If we judge through the sudden rise in high-concept circles, the Covid-19 shock should be the minds of many artists to this previous epidemic. In many ways, the mistakes taught us in dealing with this crisis how to deal with the outbreak of subsequent disease in a more humane way.
The first show in the competition at the Cannes Film Festival two years after the “Titane”, “Alpha” from Julia Dukorno, is one of three scientific fictional posts at this year’s festival in which an imaginary and abusive disease is allowed to reconsider the shock and tragedy in the territories of the glands. (The other two are the “plague” and “the mysterious view of the flamingo”, not to mention the films of modern art of art such as “Fairyland”, “We are all strangers” and “Jimpa”. With a homemade tattoo.
How was the needle? Was it clean or dirty? My mother Alpha (Golsheva Farhani) requested that she know her mind that belongs to the virus that turned her brother, the destroyed drug, Amin (Taher Rahim), into a marble statue about eight years ago. This is what this particular disease does, causing its victims the chalk powder, as their bodies slowly turn into stone. Alpha was five years old when Amin was injured, and she barely remembered him, confusing memories (as shown in reddish gold) with anxiety scenes of blue color caused by intimidating her current virus. They are all mixed together as “dreams inside dreams”, as the alpha poem is heard in the classification of the English language.
For fear that her daughter will be infected, the mother of Alpha-a medical doctor is committed to treating this condition that the blood transfers-rushes her to the clinic to obtain tetanus and blood tests. But it is in the late 1990s, and you should wait for several weeks for a more accurate result. Meanwhile, it seems that everyone in the alpha class in school suppose it is injured … but why? Yes, HIV can be transmitted by contaminated needles, although I do not remember anyone who is saved to get a tattoo in the nineties.
Ducounau “alpha” is depicted as another film for worship in the body in a wave that includes “RAW” (about communicating with human meat) and “Titane” (a more complex case than learning to accept the monster inside).
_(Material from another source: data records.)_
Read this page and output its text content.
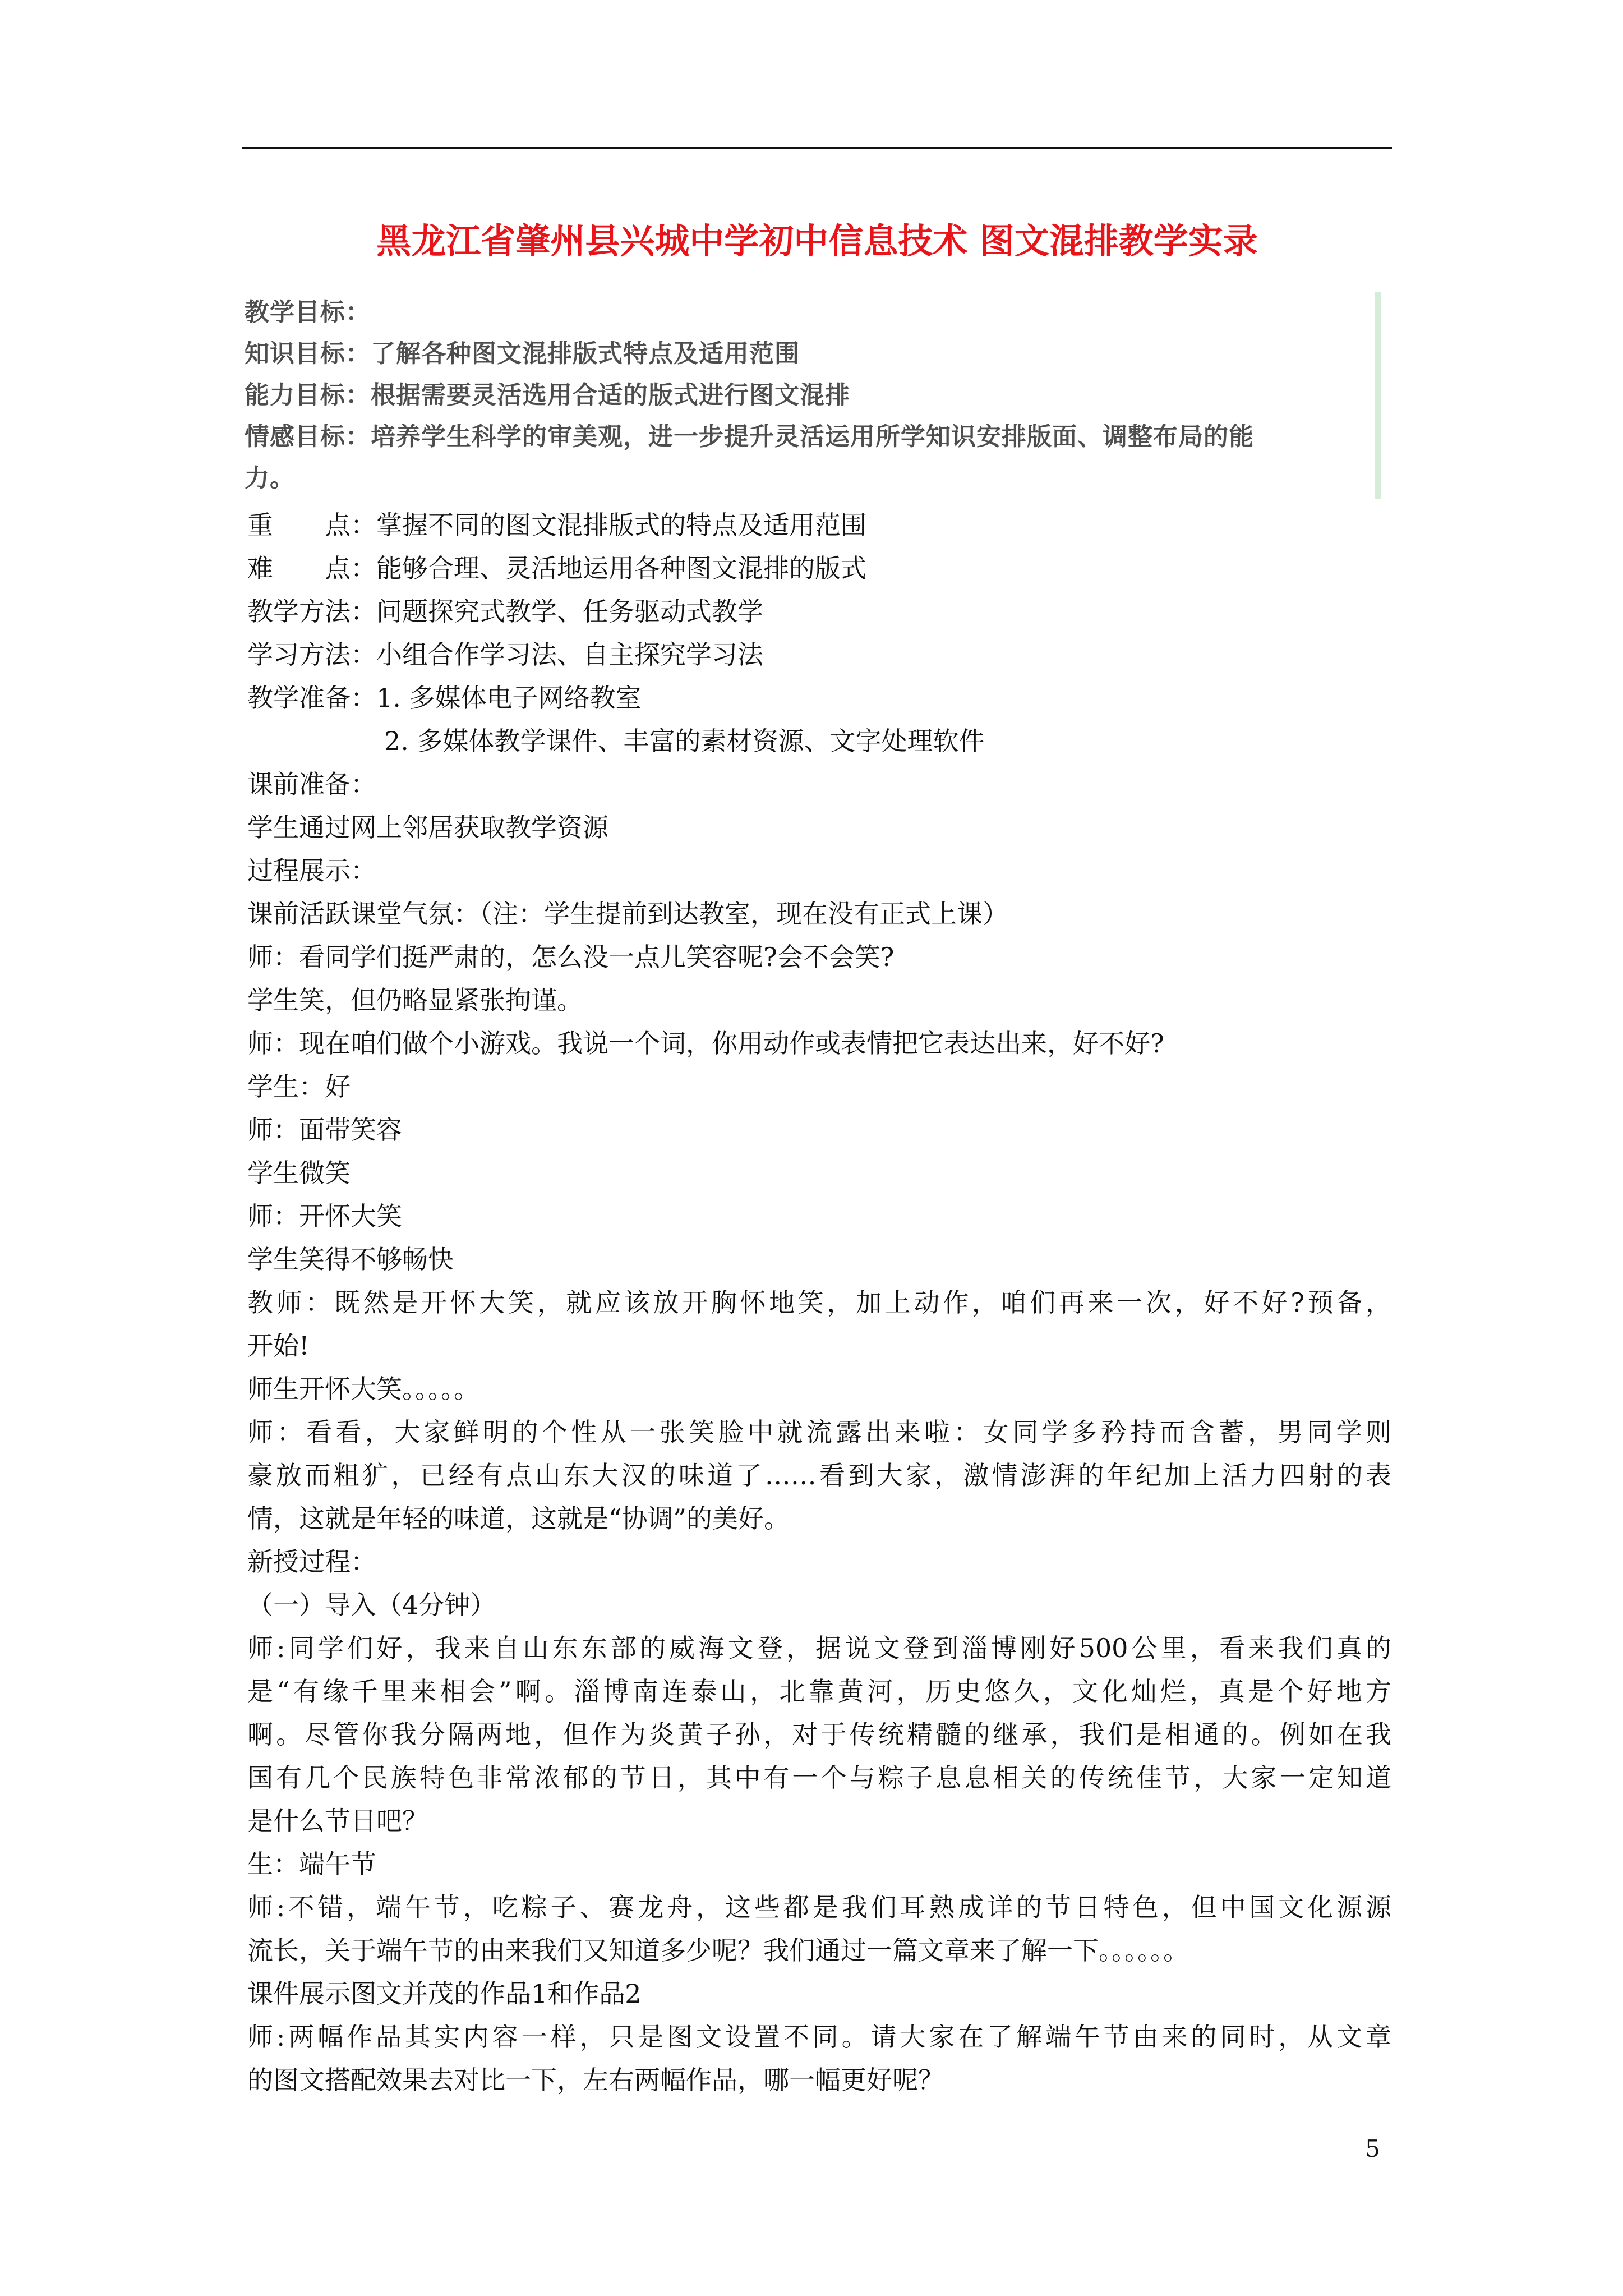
黑龙江省肇州县兴城中学初中信息技术 图文混排教学实录
教学目标：
知识目标：了解各种图文混排版式特点及适用范围
能力目标：根据需要灵活选用合适的版式进行图文混排
情感目标：培养学生科学的审美观，进一步提升灵活运用所学知识安排版面、调整布局的能
力。
重　　点：掌握不同的图文混排版式的特点及适用范围
难　　点：能够合理、灵活地运用各种图文混排的版式
教学方法：问题探究式教学、任务驱动式教学
学习方法：小组合作学习法、自主探究学习法
教学准备：1. 多媒体电子网络教室
2. 多媒体教学课件、丰富的素材资源、文字处理软件
课前准备：
学生通过网上邻居获取教学资源
过程展示：
课前活跃课堂气氛：（注：学生提前到达教室，现在没有正式上课）
师：看同学们挺严肃的，怎么没一点儿笑容呢?会不会笑?
学生笑，但仍略显紧张拘谨。
师：现在咱们做个小游戏。我说一个词，你用动作或表情把它表达出来，好不好?
学生：好
师：面带笑容
学生微笑
师：开怀大笑
学生笑得不够畅快
教师：既然是开怀大笑，就应该放开胸怀地笑，加上动作，咱们再来一次，好不好?预备，
开始!
师生开怀大笑。。。。。
师：看看，大家鲜明的个性从一张笑脸中就流露出来啦：女同学多矜持而含蓄，男同学则
豪放而粗犷，已经有点山东大汉的味道了……看到大家，激情澎湃的年纪加上活力四射的表
情，这就是年轻的味道，这就是“协调”的美好。
新授过程：
（一）导入（4分钟）
师:同学们好，我来自山东东部的威海文登，据说文登到淄博刚好500公里，看来我们真的
是“有缘千里来相会”啊。淄博南连泰山，北靠黄河，历史悠久，文化灿烂，真是个好地方
啊。尽管你我分隔两地，但作为炎黄子孙，对于传统精髓的继承，我们是相通的。例如在我
国有几个民族特色非常浓郁的节日，其中有一个与粽子息息相关的传统佳节，大家一定知道
是什么节日吧？
生：端午节
师:不错，端午节，吃粽子、赛龙舟，这些都是我们耳熟成详的节日特色，但中国文化源源
流长，关于端午节的由来我们又知道多少呢？我们通过一篇文章来了解一下。。。。。。
课件展示图文并茂的作品1和作品2
师:两幅作品其实内容一样，只是图文设置不同。请大家在了解端午节由来的同时，从文章
的图文搭配效果去对比一下，左右两幅作品，哪一幅更好呢？
5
Although all the three films are characterized by adolescents who were immersed in the irreplaceable changes, “Alpha” is not like others that the character has not reached puberty yet. She has a friend, somewhat, in her colleague Adrian (Lay El Mossi), although Alpha Hakim is to deprive him of sex – the immature young man shows a yellow solidarity towards her at school, and he sees another girl next to her.
Perhaps he was not widely known to the international fans, French speakers (Patterson “) and rahim (” Nabi “) among the most talented artists of their generation. Ducounau is both places them through Ringer here, and Rahim calls for a loss of weight-competitors, Joaquin Phoenix for “Joker”-and Farahani to play a sister who refuses to give up the lost summit that kills himself in front of her eyes.
It is painful to see such talents flowing a lot in the somewhat common roles, if not cliché by the American standards of Ende (visualizing the dynamics of the father and the unconditional son in a “beautiful boy” that expressed the deterioration of “required for a dream”). Is this a movie about addiction or AIDS? Do alpha adapt to the fear of infection or unreasonable burden of all her mother’s concern? On a hospital, you see the English language teacher (Finnegan Oldfield) and his injured partner in the waiting room, responding to a kind of sympathy that Ducounau tries to dispense with. But it is not fair that alpha is the only one who realizes what happened when you see it later crying in the chapter.
“I am very young!” Alpha finally told her mother, expressing what the audience likely felt for the entire film: It is unreasonable to put this kind of pressure on a 13 -year -old child. What about the repellent opening snapshot, which comes out of the path signs of Amin’s arm to find the 5 -year -old alpha using a mark to track a constellation of some kind across his skin. “You have caught something,” he told her, and opened his hand to detect the beetle – but if your ear recorded a double meaning, you are two hours before a movie that finds its way again and again to this scene.
In “RAW” and “Titane”, Ducournau also forced the masses to stare in the dark corners of our pamphlets, but this is no longer reasonable when a child (or a child’s actor, for this issue) is crying alongside the body I love. What will we make from an unsheatted scenes such as those in which Amin alpha withdraws from the bed and took it on a vortex with a bad journey to the Nick Cave “seat”? We suffocate with its very loud audio design, Ducournau effectively raises the mysterious bone madness in the 1990s, when gay and gay faders used in a general gathering that might start from panic.
Unfortunately, there is nothing here annoying, such as HIV transmission, which was filmed by Larry Clark in “Children” – although the scene of sex that includes a condom is still annoying, in light of the Alpha era. It would have been more powerful if Ducournau dealt with AIDS directly, instead of a process that turns the meat into marble, before it was dissolved into dust. In the end, this surreal preservation process is very beautiful, as it unintentionally undermines the atrocities that came before, providing an appetite image through which the nightmare of Dukorno can wrap.